Dedieu, J. Montesquieu, l’homme et l’oeuvre. Parijs, 1913.

Destutt de Tracy, Comte Antoine-Louise-Claude. Commentaar en bespreking van Montesquieu’s Geest der Wetten. Vertaald door Thomas Jefferson. Philadelphia: Burt Franklin, 1969.

Dodds, Muriel. Les récits de voyages: Bronnen van de l’Esprit des lois van Montesquieu. Parijs, 1929.

Durkheim, Émile. Montesquieu et Rousseau. Parijs, 1953. Vertaald door Ralph Manheim als Montesquieu en Rousseau. Ann Arbor: University of Michigan Press, 1960.

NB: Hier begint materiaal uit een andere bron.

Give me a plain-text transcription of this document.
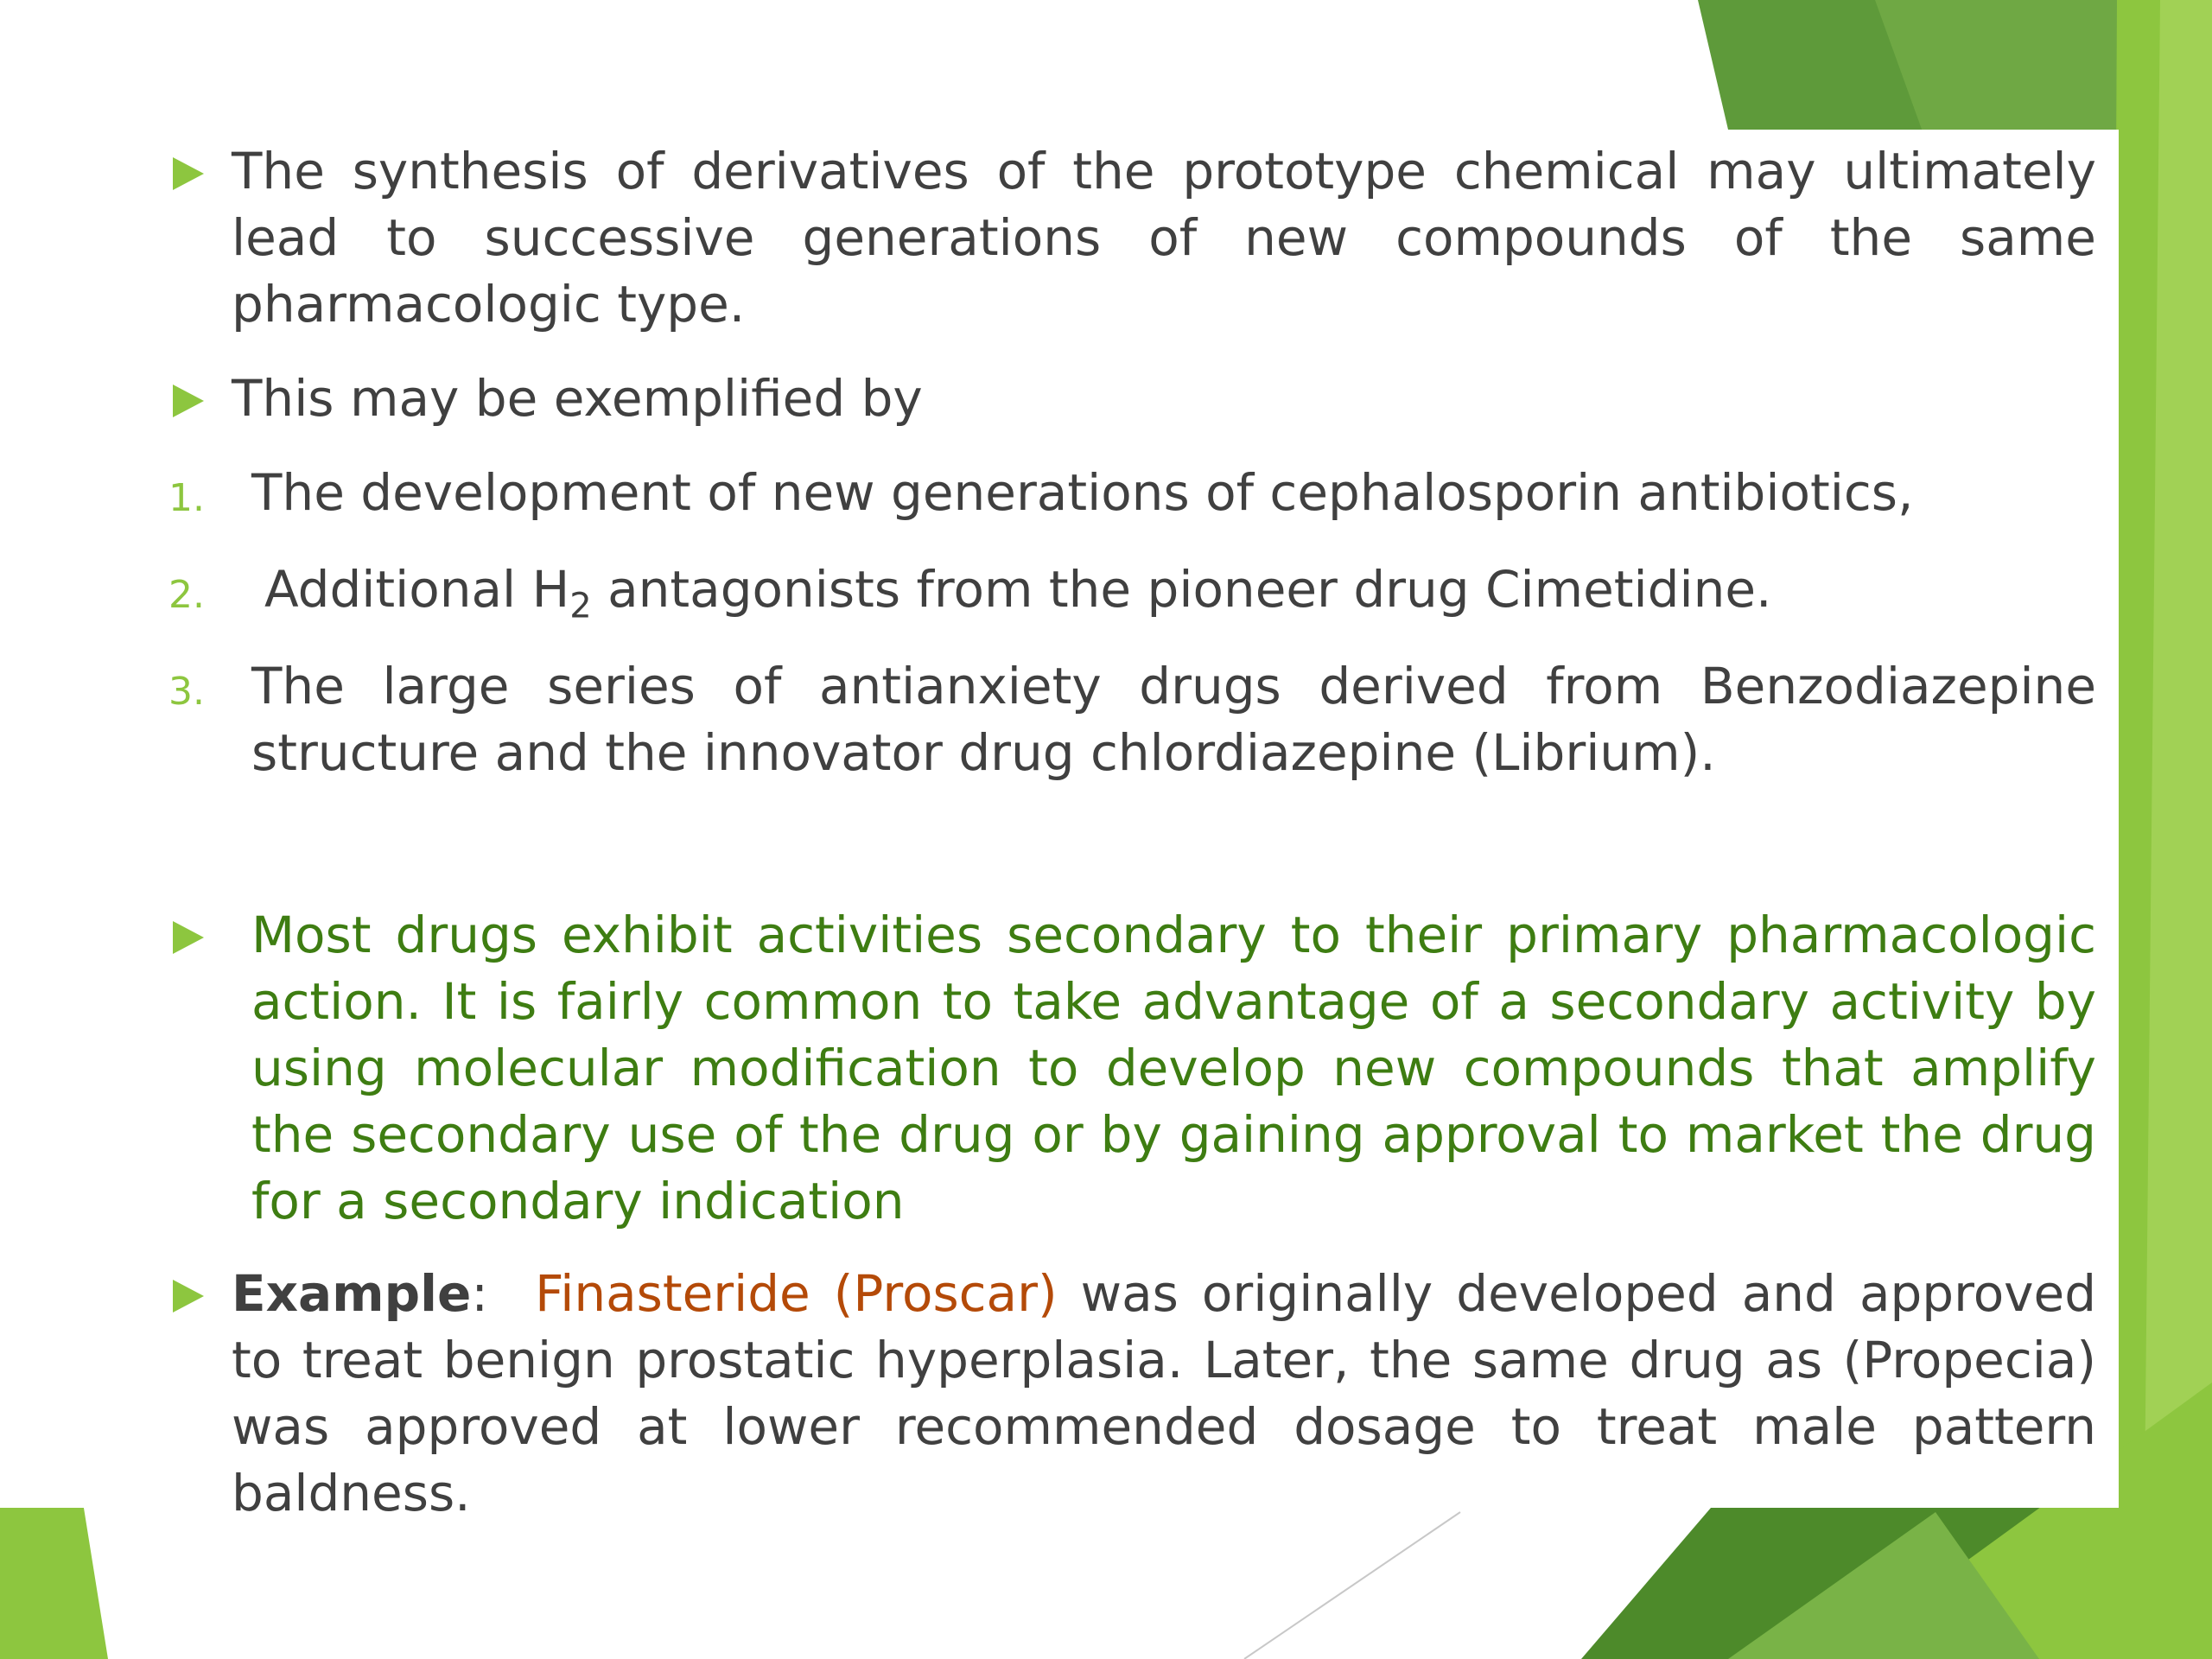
The synthesis of derivatives of the prototype chemical may ultimately lead to successive generations of new compounds of the same pharmacologic type.
This may be exemplified by
1. The development of new generations of cephalosporin antibiotics,
2.	Additional $H_2$ antagonists from the pioneer drug Cimetidine.
3. The large series of antianxiety drugs derived from Benzodiazepine structure and the innovator drug chlordiazepine (Librium).
Most drugs exhibit activities secondary to their primary pharmacologic action. It is fairly common to take advantage of a secondary activity by using molecular modification to develop new compounds that amplify the secondary use of the drug or by gaining approval to market the drug for a secondary indication
Example: Finasteride (Proscar) was originally developed and approved to treat benign prostatic hyperplasia. Later, the same drug as (Propecia) was approved at lower recommended dosage to treat male pattern baldness.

Fletcher, F. T. H. Montesquieu and English Politics. Londen: Arnold, 1939.

Hulliung, Mark. Montesquieu and the Old Regime. Berkeley: University of California Press, 1976.

Manent, Pierre. De stad van de mens. Vertaald door Marc A. LePain. Princeton, NJ: Princeton University Press, 2000.

Pangle, Thomas L. Montesquieu’s Philosophy of Liberalism: A Commentary on the Spirit of the Laws. Chicago: University of Chicago Press, 1973.

Richter, Melvin. De politieke theorie van Montesquieu. Cambridge, U.K.: Cambridge University Press, 1977.

Shackleton, Robert. Essays over Montesquieu en over de Verlichting. Bewerkt door David Gilson en Martin Smith. Oxford: Voltaire Foundation at the Taylor Institution, 1988.

Shackleton, Robert. Montesquieu: A Critical Biography. Londen: Oxford University Press, 1961. Het uitstekende werk over Montesquieu.

Shklar, Judith N. Montesquieu. Oxford: Oxford University Press, 1987.

Sorel, A. Montesquieu. Parijs, 1887.

Maurice Cranston (1967)

Bibliografie bijgewerkt door Philip Reed (2005)

Geef een antwoord

Het e-mailadres wordt niet gepubliceerd.